David was known in his early years as a great warrior, and in his prime as the most celebrated king of Israel, yet

David had an unmatched zeal for the worship and glory of the Lord. Not only did he revive the tabernacle worship

of Israel, but petitioned the Lord to build a house of prayer and adoration for him. We read of God's response in 2

Sam 7, where God tells David that he does not intend for David to build his house. Instead, David's seed, God's

own son, would establish the house of the Lord.

In response to this word of God's gracious covenant David prays and blesses God for his condescension, recounting

how the Lord has redeemed them in former days and has given them a name, the people of Yahveh. “For thou hast

confirmed to thyself thy people Israel [to be] a people unto thee for ever: and thou, LORD, art become their God”

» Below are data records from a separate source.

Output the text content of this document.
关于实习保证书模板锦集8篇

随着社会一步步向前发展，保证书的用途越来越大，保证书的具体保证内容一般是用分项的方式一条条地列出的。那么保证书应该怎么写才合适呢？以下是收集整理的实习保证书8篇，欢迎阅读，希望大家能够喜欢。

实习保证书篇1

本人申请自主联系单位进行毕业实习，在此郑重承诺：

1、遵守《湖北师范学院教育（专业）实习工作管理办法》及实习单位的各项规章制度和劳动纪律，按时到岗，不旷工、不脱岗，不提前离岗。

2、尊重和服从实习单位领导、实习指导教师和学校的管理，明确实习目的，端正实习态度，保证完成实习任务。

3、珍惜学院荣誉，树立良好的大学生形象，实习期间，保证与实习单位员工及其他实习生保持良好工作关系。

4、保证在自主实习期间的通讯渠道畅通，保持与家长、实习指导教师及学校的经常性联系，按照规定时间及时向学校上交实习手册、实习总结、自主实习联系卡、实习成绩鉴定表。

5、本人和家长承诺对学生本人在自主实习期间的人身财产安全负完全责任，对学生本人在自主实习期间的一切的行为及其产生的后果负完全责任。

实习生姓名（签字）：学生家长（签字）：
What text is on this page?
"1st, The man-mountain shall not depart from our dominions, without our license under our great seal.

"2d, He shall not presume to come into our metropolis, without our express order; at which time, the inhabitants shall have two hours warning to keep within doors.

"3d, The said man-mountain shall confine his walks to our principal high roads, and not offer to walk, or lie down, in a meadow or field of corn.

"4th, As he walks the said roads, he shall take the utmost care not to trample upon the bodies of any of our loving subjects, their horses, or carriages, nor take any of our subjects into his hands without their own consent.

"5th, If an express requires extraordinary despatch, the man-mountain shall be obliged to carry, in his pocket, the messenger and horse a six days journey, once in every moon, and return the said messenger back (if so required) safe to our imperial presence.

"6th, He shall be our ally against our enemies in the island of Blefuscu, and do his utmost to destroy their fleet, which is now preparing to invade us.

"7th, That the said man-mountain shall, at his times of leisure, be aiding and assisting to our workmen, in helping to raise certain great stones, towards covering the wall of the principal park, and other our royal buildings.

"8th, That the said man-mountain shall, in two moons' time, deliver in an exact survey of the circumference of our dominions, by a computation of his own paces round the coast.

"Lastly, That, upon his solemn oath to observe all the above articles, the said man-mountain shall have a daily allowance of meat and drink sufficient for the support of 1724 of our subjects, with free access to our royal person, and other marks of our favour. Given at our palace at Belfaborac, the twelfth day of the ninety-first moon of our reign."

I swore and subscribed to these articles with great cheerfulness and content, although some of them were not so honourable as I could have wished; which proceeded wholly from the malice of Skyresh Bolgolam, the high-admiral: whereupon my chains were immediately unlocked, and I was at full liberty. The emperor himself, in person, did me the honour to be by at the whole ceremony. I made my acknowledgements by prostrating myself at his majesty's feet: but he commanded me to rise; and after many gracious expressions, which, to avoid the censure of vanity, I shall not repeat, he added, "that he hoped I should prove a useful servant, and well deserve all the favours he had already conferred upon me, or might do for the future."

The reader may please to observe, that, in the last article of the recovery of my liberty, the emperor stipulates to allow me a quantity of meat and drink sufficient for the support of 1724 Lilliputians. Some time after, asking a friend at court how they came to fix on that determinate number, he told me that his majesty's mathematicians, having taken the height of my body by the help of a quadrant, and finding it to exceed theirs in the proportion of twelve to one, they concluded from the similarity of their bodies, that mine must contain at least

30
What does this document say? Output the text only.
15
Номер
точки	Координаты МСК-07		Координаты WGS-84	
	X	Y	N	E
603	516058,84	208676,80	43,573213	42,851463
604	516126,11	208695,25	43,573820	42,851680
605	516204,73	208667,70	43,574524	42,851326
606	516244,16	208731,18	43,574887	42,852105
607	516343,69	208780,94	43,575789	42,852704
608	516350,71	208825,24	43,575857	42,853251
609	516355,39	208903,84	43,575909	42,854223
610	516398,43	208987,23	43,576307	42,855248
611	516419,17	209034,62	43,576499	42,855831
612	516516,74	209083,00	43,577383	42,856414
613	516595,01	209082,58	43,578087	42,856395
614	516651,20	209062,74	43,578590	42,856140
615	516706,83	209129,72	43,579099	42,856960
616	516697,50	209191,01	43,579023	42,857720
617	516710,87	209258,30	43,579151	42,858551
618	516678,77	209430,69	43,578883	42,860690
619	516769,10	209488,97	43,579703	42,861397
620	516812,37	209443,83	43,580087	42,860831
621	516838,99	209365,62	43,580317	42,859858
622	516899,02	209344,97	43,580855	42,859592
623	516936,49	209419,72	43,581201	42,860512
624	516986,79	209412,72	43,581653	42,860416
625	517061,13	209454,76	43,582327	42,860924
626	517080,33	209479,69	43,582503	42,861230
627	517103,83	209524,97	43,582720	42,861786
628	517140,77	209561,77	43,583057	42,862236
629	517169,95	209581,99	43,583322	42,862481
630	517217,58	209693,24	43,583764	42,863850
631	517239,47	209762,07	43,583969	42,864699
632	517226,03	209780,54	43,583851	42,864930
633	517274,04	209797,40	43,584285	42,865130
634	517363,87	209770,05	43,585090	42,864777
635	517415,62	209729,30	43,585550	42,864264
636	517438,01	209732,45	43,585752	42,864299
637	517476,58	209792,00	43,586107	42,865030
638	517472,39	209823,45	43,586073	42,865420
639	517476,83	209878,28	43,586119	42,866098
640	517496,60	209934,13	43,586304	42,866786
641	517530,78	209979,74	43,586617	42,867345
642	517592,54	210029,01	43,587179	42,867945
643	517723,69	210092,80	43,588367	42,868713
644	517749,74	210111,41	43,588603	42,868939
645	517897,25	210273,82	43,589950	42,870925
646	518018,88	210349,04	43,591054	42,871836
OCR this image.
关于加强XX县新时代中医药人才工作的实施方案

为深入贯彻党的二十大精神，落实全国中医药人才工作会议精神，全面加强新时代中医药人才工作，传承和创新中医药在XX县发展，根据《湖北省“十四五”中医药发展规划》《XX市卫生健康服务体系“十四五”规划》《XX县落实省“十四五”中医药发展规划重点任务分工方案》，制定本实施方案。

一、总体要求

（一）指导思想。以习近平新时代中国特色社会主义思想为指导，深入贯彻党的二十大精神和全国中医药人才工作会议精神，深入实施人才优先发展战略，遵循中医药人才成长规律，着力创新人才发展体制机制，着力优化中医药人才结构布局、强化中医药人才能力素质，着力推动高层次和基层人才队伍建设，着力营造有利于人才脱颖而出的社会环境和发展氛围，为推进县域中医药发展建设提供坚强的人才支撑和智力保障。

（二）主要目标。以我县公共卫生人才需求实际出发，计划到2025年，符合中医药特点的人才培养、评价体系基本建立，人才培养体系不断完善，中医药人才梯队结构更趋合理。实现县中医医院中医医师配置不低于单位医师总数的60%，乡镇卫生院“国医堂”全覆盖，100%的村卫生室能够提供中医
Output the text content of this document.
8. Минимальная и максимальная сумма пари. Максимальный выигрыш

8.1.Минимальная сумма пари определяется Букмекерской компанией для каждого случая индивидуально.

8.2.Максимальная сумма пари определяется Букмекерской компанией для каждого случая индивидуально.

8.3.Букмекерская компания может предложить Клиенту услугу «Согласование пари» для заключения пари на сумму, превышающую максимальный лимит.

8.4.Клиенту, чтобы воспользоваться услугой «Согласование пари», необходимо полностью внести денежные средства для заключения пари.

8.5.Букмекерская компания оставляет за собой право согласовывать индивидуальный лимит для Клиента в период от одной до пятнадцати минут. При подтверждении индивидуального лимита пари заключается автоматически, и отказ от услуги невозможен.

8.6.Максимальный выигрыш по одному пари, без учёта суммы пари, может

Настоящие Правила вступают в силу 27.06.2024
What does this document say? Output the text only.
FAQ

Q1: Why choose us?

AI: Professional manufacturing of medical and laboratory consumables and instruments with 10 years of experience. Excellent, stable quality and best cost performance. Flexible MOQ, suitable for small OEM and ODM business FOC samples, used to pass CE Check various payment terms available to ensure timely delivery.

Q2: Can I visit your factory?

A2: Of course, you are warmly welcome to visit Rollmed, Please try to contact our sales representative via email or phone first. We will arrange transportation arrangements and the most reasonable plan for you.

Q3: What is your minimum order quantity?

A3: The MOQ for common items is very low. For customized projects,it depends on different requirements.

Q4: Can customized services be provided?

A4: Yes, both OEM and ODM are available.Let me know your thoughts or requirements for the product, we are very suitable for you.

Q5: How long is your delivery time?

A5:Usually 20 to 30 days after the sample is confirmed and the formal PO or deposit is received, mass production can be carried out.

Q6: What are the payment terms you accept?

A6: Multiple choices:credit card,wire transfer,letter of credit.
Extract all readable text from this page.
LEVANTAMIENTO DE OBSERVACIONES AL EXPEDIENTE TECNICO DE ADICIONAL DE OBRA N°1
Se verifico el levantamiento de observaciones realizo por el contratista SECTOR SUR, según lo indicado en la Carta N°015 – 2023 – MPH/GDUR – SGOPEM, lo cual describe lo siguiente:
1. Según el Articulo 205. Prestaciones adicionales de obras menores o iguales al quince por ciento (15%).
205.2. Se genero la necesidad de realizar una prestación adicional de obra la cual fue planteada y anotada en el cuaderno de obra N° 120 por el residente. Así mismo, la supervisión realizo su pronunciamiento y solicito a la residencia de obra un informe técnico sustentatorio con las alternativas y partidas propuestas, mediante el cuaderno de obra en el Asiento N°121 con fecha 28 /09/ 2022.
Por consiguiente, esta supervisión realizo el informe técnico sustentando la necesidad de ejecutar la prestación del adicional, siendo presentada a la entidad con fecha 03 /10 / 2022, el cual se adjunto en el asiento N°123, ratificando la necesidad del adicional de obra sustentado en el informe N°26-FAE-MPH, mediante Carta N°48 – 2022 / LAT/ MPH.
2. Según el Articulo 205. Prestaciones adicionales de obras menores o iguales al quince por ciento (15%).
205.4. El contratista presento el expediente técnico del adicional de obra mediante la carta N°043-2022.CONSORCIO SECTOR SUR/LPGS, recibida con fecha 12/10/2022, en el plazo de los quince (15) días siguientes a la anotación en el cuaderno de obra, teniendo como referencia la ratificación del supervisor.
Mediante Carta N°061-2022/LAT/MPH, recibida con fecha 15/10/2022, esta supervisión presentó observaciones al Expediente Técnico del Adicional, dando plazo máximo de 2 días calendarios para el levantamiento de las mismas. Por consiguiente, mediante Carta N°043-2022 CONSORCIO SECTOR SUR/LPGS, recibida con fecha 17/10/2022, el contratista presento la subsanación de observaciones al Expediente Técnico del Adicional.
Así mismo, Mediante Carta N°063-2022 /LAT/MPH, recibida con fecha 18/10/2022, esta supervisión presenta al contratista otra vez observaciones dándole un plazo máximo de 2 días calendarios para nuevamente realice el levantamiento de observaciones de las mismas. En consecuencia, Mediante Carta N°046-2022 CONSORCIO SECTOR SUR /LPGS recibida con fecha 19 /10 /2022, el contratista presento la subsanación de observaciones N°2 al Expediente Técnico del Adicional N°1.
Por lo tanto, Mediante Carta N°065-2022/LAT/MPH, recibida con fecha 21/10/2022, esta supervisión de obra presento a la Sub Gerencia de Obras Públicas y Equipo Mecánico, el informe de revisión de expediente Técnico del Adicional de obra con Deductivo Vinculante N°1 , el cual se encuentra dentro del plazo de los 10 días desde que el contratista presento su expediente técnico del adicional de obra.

(v24). And now God was establishing David by the servant of the Lord, the seed of David, by Jesus Christ. David is

noting that this is a further extension of God's covenant of grace, already promised to Noah, Abraham, Moses, and

Israel. God was revealing that his promise to Abraham would continue in promise through David.

We see the “sons of David,” following in David's footsteps, using the ordinance of covenanting according to their

office, to call the people to faith, repentance and renewal to covenantal engagements. For example:

• Asa (2 Chron 15:12-15) Note their understanding of their descending obligation to seek “the LORD God of

their fathers. Here they also destroy false worship.

• Jehoiada (2 Chron 23:16-21) Notice that Jehoiada, being a priest, is careful not to usurp the authority of the

king. And after covenanting, false worship was removed from the Temple.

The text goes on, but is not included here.